Thanks to the profusion of (idiots with) hobby drones the FAA has barred R/C aircraft from operation on actual VFR airfields; instead of testing on a proper runway they’re forced to use a neatly trimmed but very soggy meadow.
Last weekend the flight crew took the as-yet unnamed aircraft out “to pasture,” while the build team stayed in Rolla to build a duplicate airframe. Just in case.
Pre-flight tests Friday night revealed a faulty transmitter battery, and by the time that was resolved it was too dark to fly safely. Just as well because the engine didn’t sound right, indicating a fuel mixture problem.
Saturday morning was April weather in February, perfect flying conditions, and even better conditions for watching from a lawn chair. The Miners got the engine firing and taxied the bird around the field, but they weren’t getting the thrust needed to pry the plane from the bog.

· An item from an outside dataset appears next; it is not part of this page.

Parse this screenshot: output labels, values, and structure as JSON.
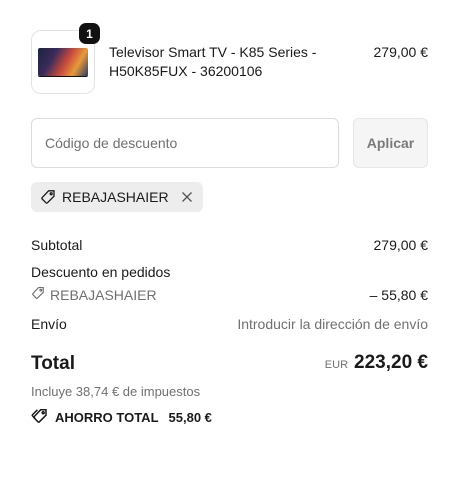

The ground crew changed to larger tires to better handle the thawing permafrost while the “pilots” swapped out the engine, all to no avail. It just wasn’t in the cards. Off into the sunset for now.
They’ll try again this week, but they HAVE to have a valid flight under their belts or they may have to cancel their trip to What-a-Burger land. And that, gentle readers, would be terrible.